A fractal economy
A fractal is a structure that is similar at every scale, like a fern, where the shape of the whole plant is similar to the shape of each branch, which is similar to each frond on each branch.
That fern was generated on a computer by Michael Barnsley, but the real ones are like that, too:
An economy at every scale contains processes which take existing resources as inputs and from them, create new resources as outputs.
So for example, a gardener does some work (a resource) and takes some seeds (resources) and plants them in some soil (a resource) and feeds them some compost (a resource created by decomposition from other resources that otherwise would have been wasted) and the seeds enjoy some water and sunlight. The seeds eat the compost and drink the water and use the sunlight as energy and develop into a plant. Maybe a tomato plant. The gardeners eventually harvest the tomatoes, which are the outputs created from all of those inputs via that process.
And of course you could zoom into that whole process and see smaller processes, for example, in each seed, as it develops into a plant. See germination process.
As the gardeners work, they are serenaded by a violinist and a pianist playing on on a stage carried by a forklift.
So the inputs to the whole process of planting include the work of the gardeners, the seeds, the soil, the compost, the sun and rain, and the musicians carried on the forklift.
The outputs include more than tomatoes, but some of the tomatoes become inputs to pizzas baked in the community pizzeria, which feed the hungry gardeners and musicians. And many more tomatoes and other Solawi outputs feed the surrounding community.

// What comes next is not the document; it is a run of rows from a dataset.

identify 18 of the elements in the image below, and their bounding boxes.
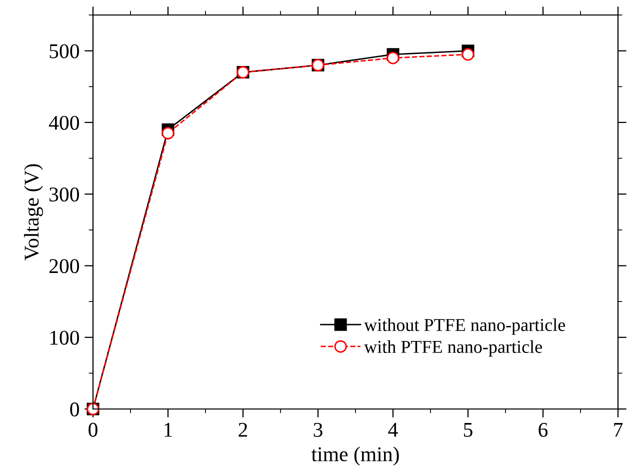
x-tick-label: 0 [88, 422, 98, 437]
legend-label: with PTFE nano-particle [364, 340, 542, 357]
legend-label: without PTFE nano-particle [364, 318, 566, 335]
x-tick-label: 6 [538, 422, 548, 437]
x-tick-label: 1 [164, 422, 172, 437]
y-tick-label: 400 [48, 116, 80, 130]
y-tick-label: 500 [50, 44, 80, 58]
y-axis-title: Voltage (V) [24, 164, 43, 260]
x-tick-label: 5 [464, 423, 472, 437]
x-tick-label: 4 [388, 422, 398, 437]
y-tick-label: 200 [49, 259, 80, 274]
x-tick-label: 2 [238, 422, 248, 437]
x-tick-label: 3 [314, 422, 322, 437]
y-tick-label: 100 [50, 330, 80, 345]
x-axis-title: time (min) [311, 446, 399, 466]
y-tick-label: 300 [50, 187, 80, 202]
x-tick-label: 7 [614, 423, 623, 437]
y-tick-label: 0 [70, 402, 80, 416]
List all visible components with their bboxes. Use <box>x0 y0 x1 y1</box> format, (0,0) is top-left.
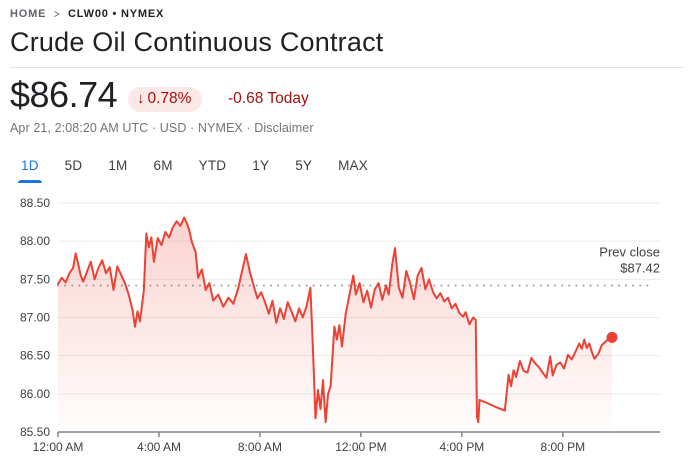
x-axis-label: 12:00 PM <box>335 440 386 454</box>
header-divider <box>10 67 684 68</box>
quote-meta-text: Apr 21, 2:08:20 AM UTC · USD · NYMEX · <box>10 121 251 135</box>
tab-5d[interactable]: 5D <box>64 158 83 173</box>
tab-1d[interactable]: 1D <box>8 152 52 183</box>
y-axis-label: 88.50 <box>20 196 50 210</box>
tab-1m[interactable]: 1M <box>108 158 128 173</box>
disclaimer-link[interactable]: Disclaimer <box>254 121 314 135</box>
price-chart[interactable]: 88.50 88.00 87.50 87.00 86.50 86.00 85.50 Prev … <box>0 190 690 462</box>
y-axis-label: 87.00 <box>20 311 50 325</box>
tab-max[interactable]: MAX <box>338 158 368 173</box>
y-axis-label: 85.50 <box>20 425 50 439</box>
y-axis-label: 86.50 <box>20 349 50 363</box>
change-amount-today: -0.68 Today <box>228 90 309 107</box>
y-axis-label: 88.00 <box>20 234 50 248</box>
x-axis-label: 8:00 AM <box>238 440 282 454</box>
chart-svg[interactable]: 88.50 88.00 87.50 87.00 86.50 86.00 85.50 Prev … <box>0 190 690 462</box>
x-axis-label: 12:00 AM <box>33 440 84 454</box>
change-percent-value: 0.78% <box>147 90 192 107</box>
prev-close-label: Prev close <box>599 244 660 259</box>
tab-1y[interactable]: 1Y <box>252 158 270 173</box>
x-axis-label: 8:00 PM <box>540 440 585 454</box>
price-line <box>57 216 613 424</box>
arrow-down-icon: ↓ <box>137 90 145 108</box>
breadcrumb-symbol: CLW00 • NYMEX <box>68 8 165 20</box>
y-axis-label: 87.50 <box>20 272 50 286</box>
quote-meta: Apr 21, 2:08:20 AM UTC · USD · NYMEX · D… <box>10 121 314 135</box>
x-axis-label: 4:00 PM <box>440 440 485 454</box>
prev-close-value: $87.42 <box>620 260 660 275</box>
page-title: Crude Oil Continuous Contract <box>10 27 384 57</box>
time-range-tabs: 1D 5D 1M 6M YTD 1Y 5Y MAX <box>8 152 381 183</box>
tab-5y[interactable]: 5Y <box>295 158 313 173</box>
breadcrumb: HOME > CLW00 • NYMEX <box>10 7 164 21</box>
x-axis-label: 4:00 AM <box>137 440 181 454</box>
current-price-dot <box>606 331 618 343</box>
change-percent-badge: ↓ 0.78% <box>128 87 203 112</box>
breadcrumb-home-link[interactable]: HOME <box>10 8 47 20</box>
tab-ytd[interactable]: YTD <box>198 158 227 173</box>
price-area-fill <box>58 217 612 432</box>
current-price: $86.74 <box>10 74 118 115</box>
tab-6m[interactable]: 6M <box>153 158 173 173</box>
y-axis-label: 86.00 <box>20 387 50 401</box>
chevron-right-icon: > <box>53 7 61 21</box>
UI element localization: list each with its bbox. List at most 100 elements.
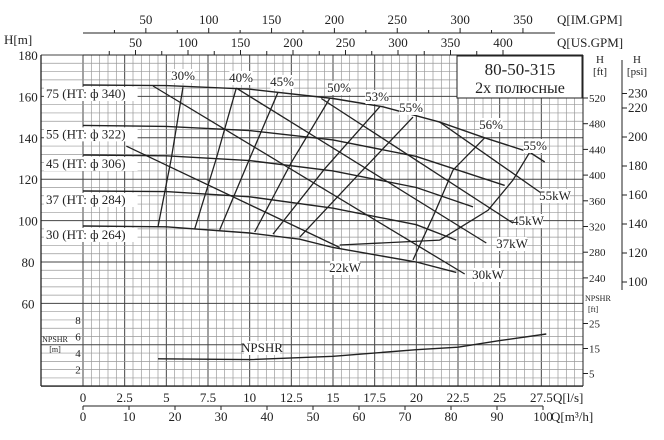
npshr-curve-label: NPSHR: [241, 340, 283, 355]
efficiency-label-bg: [399, 101, 423, 115]
head-curve: [82, 190, 457, 241]
h-psi-tick-label: 220: [628, 100, 648, 115]
ls-tick-label: 5: [163, 390, 170, 405]
ls-tick-label: 15: [327, 390, 340, 405]
efficiency-label: 56%: [479, 117, 503, 132]
ls-tick-label: 22.5: [447, 390, 470, 405]
efficiency-curve: [254, 98, 331, 233]
im-gpm-axis-label: Q[IM.GPM]: [557, 12, 622, 27]
m3h-axis-label: Q[m³/h]: [551, 409, 593, 424]
head-curve-label-bg: [44, 192, 138, 207]
curves: [82, 84, 547, 361]
npshr-m-tick-label: 2: [75, 365, 81, 377]
power-label-bg: [513, 214, 543, 228]
efficiency-curve: [339, 151, 531, 246]
m3h-tick-label: 70: [399, 409, 412, 424]
h-m-axis-label: H[m]: [4, 32, 32, 47]
power-label: 30kW: [472, 267, 505, 282]
h-psi-tick-label: 180: [628, 158, 648, 173]
efficiency-curve: [194, 87, 237, 230]
us-gpm-tick-label: 200: [283, 35, 303, 50]
efficiency-label: 55%: [523, 138, 547, 153]
efficiency-curve: [412, 137, 486, 261]
power-line: [235, 87, 487, 244]
m3h-tick-label: 10: [123, 409, 136, 424]
h-ft-tick-label: 480: [589, 119, 606, 131]
h-ft-tick-label: 400: [589, 170, 606, 182]
head-curve: [82, 225, 457, 274]
power-label-bg: [540, 189, 570, 203]
npshr-ft-tick-label: 5: [589, 369, 595, 381]
im-gpm-tick-label: 150: [262, 12, 282, 27]
efficiency-label: 55%: [399, 100, 423, 115]
h-psi-axis-unit: [psi]: [627, 66, 647, 78]
power-label-bg: [497, 237, 527, 251]
efficiency-curve: [299, 116, 414, 238]
power-line: [152, 85, 466, 275]
ls-tick-label: 17.5: [363, 390, 386, 405]
efficiency-label-bg: [270, 75, 294, 89]
head-curve-label-bg: [44, 227, 138, 242]
h-m-tick-label: 140: [18, 131, 38, 146]
power-line: [320, 97, 514, 224]
im-gpm-tick-label: 350: [513, 12, 533, 27]
h-ft-axis-label: H: [596, 54, 604, 66]
efficiency-curve: [272, 106, 381, 235]
power-label: 45kW: [512, 213, 545, 228]
h-ft-tick-label: 360: [589, 196, 606, 208]
efficiency-label: 45%: [270, 74, 294, 89]
us-gpm-tick-label: 250: [336, 35, 356, 50]
power-label-bg: [330, 261, 360, 275]
head-curve: [82, 124, 505, 187]
m3h-tick-label: 80: [445, 409, 458, 424]
head-curve-label-bg: [44, 156, 138, 171]
efficiency-label-bg: [365, 90, 389, 104]
labels: 75 (HT: ф 340) 55 (HT: ф 322) 45 (HT: ф 30…: [4, 12, 648, 424]
h-psi-tick-label: 230: [628, 86, 648, 101]
us-gpm-tick-label: 100: [178, 35, 198, 50]
efficiency-label-bg: [171, 69, 195, 83]
ls-tick-label: 2.5: [117, 390, 133, 405]
h-m-tick-label: 100: [18, 214, 38, 229]
npshr-m-tick-label: 4: [75, 348, 81, 360]
head-curve-label: 75 (HT: ф 340): [46, 86, 126, 101]
m3h-tick-label: 50: [307, 409, 320, 424]
h-psi-tick-label: 160: [628, 187, 648, 202]
im-gpm-tick-label: 250: [388, 12, 408, 27]
im-gpm-tick-label: 200: [325, 12, 345, 27]
power-line: [439, 121, 542, 194]
h-ft-axis-unit: [ft]: [593, 66, 607, 78]
head-curve: [82, 154, 474, 208]
us-gpm-tick-label: 300: [388, 35, 408, 50]
us-gpm-axis-label: Q[US.GPM]: [557, 35, 623, 50]
npshr-m-tick-label: 6: [75, 332, 81, 344]
ls-tick-label: 0: [80, 390, 87, 405]
h-psi-axis-label: H: [633, 54, 641, 66]
grid: [41, 54, 584, 387]
power-label: 37kW: [496, 236, 529, 251]
m3h-tick-label: 100: [533, 409, 553, 424]
power-label: 22kW: [329, 260, 362, 275]
h-psi-tick-label: 120: [628, 245, 648, 260]
h-ft-tick-label: 280: [589, 247, 606, 259]
head-curve-label: 45 (HT: ф 306): [46, 156, 126, 171]
power-line: [126, 145, 340, 249]
us-gpm-tick-label: 400: [493, 35, 513, 50]
npshr-ft-tick-label: 15: [589, 344, 601, 356]
power-label: 55kW: [539, 188, 572, 203]
ls-tick-label: 25: [493, 390, 506, 405]
efficiency-curve: [157, 86, 184, 227]
efficiency-label: 53%: [365, 89, 389, 104]
efficiency-label-bg: [229, 71, 253, 85]
h-ft-tick-label: 440: [589, 144, 606, 156]
h-ft-tick-label: 520: [589, 93, 606, 105]
us-gpm-tick-label: 350: [441, 35, 461, 50]
h-ft-tick-label: 320: [589, 222, 606, 234]
efficiency-label-bg: [523, 139, 547, 153]
head-curve-label-bg: [44, 127, 138, 142]
h-psi-tick-label: 200: [628, 129, 648, 144]
ls-tick-label: 20: [410, 390, 423, 405]
h-ft-tick-label: 240: [589, 273, 606, 285]
us-gpm-tick-label: 150: [231, 35, 251, 50]
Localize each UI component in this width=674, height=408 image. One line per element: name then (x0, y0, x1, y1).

But at a larger scale, the whole Solawi requires inputs of money, because many of the other inputs need to be purchased from the surrounding capitalist economy. The Solawi is financed by its members, who participate in yearly budget negotiations between the farmers who figure out how much money will be needed and the community members who will provide the funds. Typically, it takes several rounds of negotiations before everybody agrees to the budget.
Johannes Winter describes the budget negotiation rounds and also some of the ways Solawis are expanding in this paper: https://cld.wntr.org/index.php/s/BcsH5YJ2JRtANPR
The way that Solawis work has become so successful that their practices are spreading out to cover more than food, to community-managed economies.
“Solawi...works according to the principle of sharing costs and harvest: A group of people forms a community and allocates the entire running costs of an agricultural operation to all members. This changes the relationship between consumers and producers – they share the risk and responsibility for the production of the food and the development of the organization. The products are no longer sold for a market price, but distributed to the members, because the running costs are already covered by the members' contributions.
“This principle can also be transferred to other areas – from a jointly funded health center to energy supply, crafts, gastronomy and creative services to providers of leisure activities.”
I think growing up and out from the roots would make the most sense. Like from food crops to food processing to cafeterias: maybe first the school cafeteria and later an open community cafeteria. From using farm equipment to repairing farm equipment and then producing farm equipment, maybe by mining junkyards for inputs. Start to use mutual credit and/or a community currency instead of the coin o' the realm. Maybe somewhere in that process the capitalist system becomes irrelevant.
I'd like to live in such a community.